The loss was the Aces’ fourth in six games and their largest defeat this season. The Lynx are only the second team to score 100 points or more against them.
“They played harder, much harder,” Hammon said. “They wanted the game more. They played smarter, so they won.”
Forward Aerial Powers scored a career-high 32 points to lead the Lynx. That equaled the output of the Aces’ top three scorers this season — Kelsey Plum (12 points), A’ja Wilson (10) and Jackie Young (10), who were averaging 55.9 points entering the game.
Moriah Jefferson and Rachel Banham each scored 13 for Minnesota (7-15).
The Aces (15-6) host the New York Liberty at 7 p.m. Wednesday at Michelob Ultra Arena in their final game before the All-Star break.
Here are three takeaways from the game:
1. Aces defense collapses
Minnesota set the tone early, racing to a 10-0 lead. Young scored the Aces’ first points on a 3-pointer more than three minutes into the game.
The Lynx led 33-15 after the first quarter.
“They were the aggressor from the beginning, so we were always playing catch-up,” Aces guard Chelsea Gray said.
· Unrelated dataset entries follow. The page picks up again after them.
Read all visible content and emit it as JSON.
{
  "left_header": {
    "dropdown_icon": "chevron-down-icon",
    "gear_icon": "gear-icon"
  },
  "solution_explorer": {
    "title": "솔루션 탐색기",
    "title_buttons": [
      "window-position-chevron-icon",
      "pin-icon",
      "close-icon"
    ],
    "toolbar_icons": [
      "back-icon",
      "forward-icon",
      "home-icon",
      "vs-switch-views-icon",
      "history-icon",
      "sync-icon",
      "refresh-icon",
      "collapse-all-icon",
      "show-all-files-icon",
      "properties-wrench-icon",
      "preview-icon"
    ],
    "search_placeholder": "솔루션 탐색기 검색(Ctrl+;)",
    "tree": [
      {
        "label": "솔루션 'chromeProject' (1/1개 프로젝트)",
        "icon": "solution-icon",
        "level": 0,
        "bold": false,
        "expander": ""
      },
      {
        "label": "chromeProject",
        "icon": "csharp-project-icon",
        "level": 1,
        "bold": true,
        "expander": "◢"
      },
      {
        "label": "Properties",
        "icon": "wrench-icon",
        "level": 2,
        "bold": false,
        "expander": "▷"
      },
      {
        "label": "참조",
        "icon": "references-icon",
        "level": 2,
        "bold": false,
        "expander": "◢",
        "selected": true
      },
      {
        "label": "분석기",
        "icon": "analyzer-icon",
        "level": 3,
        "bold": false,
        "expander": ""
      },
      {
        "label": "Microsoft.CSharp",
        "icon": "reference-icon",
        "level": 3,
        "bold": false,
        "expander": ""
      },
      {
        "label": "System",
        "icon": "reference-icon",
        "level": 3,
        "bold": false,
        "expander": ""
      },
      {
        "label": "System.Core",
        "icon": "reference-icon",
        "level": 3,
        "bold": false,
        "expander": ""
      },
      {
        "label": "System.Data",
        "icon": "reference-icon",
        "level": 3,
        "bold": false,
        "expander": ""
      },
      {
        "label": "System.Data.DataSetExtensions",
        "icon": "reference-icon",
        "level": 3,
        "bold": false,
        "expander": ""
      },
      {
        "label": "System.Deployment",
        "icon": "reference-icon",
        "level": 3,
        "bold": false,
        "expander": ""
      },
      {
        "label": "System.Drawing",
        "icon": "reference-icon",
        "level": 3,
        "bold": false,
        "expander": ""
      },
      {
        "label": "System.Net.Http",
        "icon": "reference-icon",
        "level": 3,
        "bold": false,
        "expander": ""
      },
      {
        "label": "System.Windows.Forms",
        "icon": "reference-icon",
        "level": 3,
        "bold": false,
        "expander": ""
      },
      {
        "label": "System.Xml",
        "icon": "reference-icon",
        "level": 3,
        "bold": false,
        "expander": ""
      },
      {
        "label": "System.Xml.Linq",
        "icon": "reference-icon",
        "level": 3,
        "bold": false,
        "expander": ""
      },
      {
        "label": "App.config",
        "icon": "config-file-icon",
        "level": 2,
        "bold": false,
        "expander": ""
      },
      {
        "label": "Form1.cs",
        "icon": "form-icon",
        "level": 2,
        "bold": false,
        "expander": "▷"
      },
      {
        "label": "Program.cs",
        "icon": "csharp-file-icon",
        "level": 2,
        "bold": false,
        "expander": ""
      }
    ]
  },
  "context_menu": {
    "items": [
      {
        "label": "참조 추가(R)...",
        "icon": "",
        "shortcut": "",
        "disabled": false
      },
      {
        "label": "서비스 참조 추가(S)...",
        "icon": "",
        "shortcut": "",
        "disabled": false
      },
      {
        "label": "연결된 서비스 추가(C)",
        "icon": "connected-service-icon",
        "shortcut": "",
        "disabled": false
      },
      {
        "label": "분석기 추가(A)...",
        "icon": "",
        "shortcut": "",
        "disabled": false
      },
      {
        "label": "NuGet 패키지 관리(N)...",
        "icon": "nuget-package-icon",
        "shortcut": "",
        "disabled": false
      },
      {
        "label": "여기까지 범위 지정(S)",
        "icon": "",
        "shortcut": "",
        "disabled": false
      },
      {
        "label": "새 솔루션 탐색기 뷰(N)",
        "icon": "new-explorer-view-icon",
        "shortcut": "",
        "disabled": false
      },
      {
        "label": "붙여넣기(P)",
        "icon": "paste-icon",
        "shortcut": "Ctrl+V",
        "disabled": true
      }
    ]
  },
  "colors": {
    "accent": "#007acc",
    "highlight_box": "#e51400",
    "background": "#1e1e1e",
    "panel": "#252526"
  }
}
The defense continued to implode, and the offense was in and out of rhythm. The Lynx shot 50 percent overall and 41.4 percent on 3s. Minnesota players constantly slipped free for uncontested layups and hit open shots.
“I saw the scouting report, and schemes go out the window,” Hammon said.
2. Powers unstoppable
No player took advantage of the Aces’ anemic defense more than Powers, who hit 10 of 17 shots, including 3 of 7 3-pointers. She drove into the heart of the Aces’ scrambling defense or found spots to shoot her midrange jumper.
“She came out with a lot of energy and got off to a good start,” Young said.
Powers scored 14 in the first quarter. She was fouled twice behind the 3-point line in the game, resulting in six free throws.
“We just didn’t play smart, and you could start with our defense on her,” Hammon said.
3. Lynx dominate rebounding
Playing in front of one of the best rebounders in WNBA history, former Lynx star Rebekkah Brunson, whose jersey was retired after the game, Minnesota dominated on the boards. The Lynx outrebounded the Aces 53-25 and grabbed 15 offensive rebounds.
Those extra possessions led to six extra shots and 11 second-chance points. Gray said the poor rebounding also hurt the Aces’ offense by limiting their transition opportunities.
“They were getting 50-50 balls that weren’t even coming right off the rim,” Gray said. “Our energy on that end just has to be better.”